Eric J. Michaud comments on Mech Interp Puzzle 2: Word2Vec Style Embeddings

Eric J. Michaud 31 Jul 2023 19:59 UTC
4 points
0
AF
I checked whether this token character length direction is important to the “newline prediction to maintain text width in line-limited text” behavior of pythia-70m. To review, one of the things that pythia-70m seems to be able to do is to predict newlines in places where a newline correctly breaks the text so that the line length remains approximately constant. Here’s an example of some text which I’ve manually broken periodically so that the lines have roughly the same width. The color of the token corresponds to the probability pythia-70m gave to predicting a newline as that token. Darker blue corresponds to a higher probability. I used CircuitsVis for this:
We can see that at the last couple tokens in most lines, the model starts placing nontrivial probability of a newline occurring there.
I thought that this “number of characters per token” direction would be part of whatever circuit implements this behavior. However, ablating that direction in embedding space seems to have little to no effect on the behavior. Going the other direction, manually adding this direction to the embeddings seems to not significantly effect the behavior either!

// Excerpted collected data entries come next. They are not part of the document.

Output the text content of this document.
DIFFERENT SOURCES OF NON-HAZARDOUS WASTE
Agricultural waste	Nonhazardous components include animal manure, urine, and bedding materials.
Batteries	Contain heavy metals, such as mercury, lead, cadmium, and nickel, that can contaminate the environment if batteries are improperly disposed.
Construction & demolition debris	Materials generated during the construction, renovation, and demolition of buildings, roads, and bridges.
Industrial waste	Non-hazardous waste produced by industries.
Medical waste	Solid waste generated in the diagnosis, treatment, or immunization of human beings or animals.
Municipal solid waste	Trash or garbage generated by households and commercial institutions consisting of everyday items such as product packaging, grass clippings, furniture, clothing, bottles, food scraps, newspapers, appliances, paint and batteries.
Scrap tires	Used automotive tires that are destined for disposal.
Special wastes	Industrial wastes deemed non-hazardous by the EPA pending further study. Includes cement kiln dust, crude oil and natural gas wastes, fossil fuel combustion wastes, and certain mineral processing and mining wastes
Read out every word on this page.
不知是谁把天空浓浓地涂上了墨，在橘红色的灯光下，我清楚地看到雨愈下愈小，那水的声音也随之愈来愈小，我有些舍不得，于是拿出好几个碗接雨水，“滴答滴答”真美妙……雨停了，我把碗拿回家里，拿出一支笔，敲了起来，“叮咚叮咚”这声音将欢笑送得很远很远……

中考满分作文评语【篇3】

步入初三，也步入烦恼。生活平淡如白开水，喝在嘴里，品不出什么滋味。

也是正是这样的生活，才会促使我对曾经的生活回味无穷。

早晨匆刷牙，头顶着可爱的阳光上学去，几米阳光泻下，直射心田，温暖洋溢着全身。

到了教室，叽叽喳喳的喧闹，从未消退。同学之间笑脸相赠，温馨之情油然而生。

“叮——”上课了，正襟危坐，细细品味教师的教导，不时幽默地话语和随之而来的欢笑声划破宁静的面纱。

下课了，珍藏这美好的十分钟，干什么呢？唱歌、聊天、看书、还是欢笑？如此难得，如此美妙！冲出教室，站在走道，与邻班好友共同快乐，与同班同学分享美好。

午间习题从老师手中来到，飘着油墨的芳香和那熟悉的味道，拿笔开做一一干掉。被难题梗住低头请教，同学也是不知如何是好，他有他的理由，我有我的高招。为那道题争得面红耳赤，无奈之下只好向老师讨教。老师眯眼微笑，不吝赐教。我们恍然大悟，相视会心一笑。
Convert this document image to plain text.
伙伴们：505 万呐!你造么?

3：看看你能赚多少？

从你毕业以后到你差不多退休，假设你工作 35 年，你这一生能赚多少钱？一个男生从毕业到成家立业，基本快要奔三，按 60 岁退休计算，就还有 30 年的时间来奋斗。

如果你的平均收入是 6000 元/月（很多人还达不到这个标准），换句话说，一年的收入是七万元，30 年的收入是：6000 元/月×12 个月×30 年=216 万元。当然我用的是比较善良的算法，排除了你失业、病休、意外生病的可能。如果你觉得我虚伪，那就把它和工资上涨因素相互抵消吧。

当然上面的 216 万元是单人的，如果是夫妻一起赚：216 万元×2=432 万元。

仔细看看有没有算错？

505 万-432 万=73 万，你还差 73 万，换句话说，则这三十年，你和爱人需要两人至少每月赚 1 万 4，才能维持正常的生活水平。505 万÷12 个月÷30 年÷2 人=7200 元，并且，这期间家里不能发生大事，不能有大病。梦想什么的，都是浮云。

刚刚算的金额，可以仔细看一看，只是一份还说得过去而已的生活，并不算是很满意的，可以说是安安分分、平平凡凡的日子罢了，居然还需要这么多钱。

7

Maybe there are multiple directions representing the length of a token? Here’s the colab to reproduce: https://colab.research.google.com/drive/1HNB3NHO7FAPp8sHewnum5HM-aHKfGTP2?usp=sharing
- Neel Nanda 31 Jul 2023 21:46 UTC
  LW: 3 AF: 2
  0
  AF Parent
  Oh that’s fascinating, thanks for sharing! In the model I was studying I found that intervening on the token direction mattered a lot for ending lines after 80 characters. Maybe there are multiple directions...? Very weird!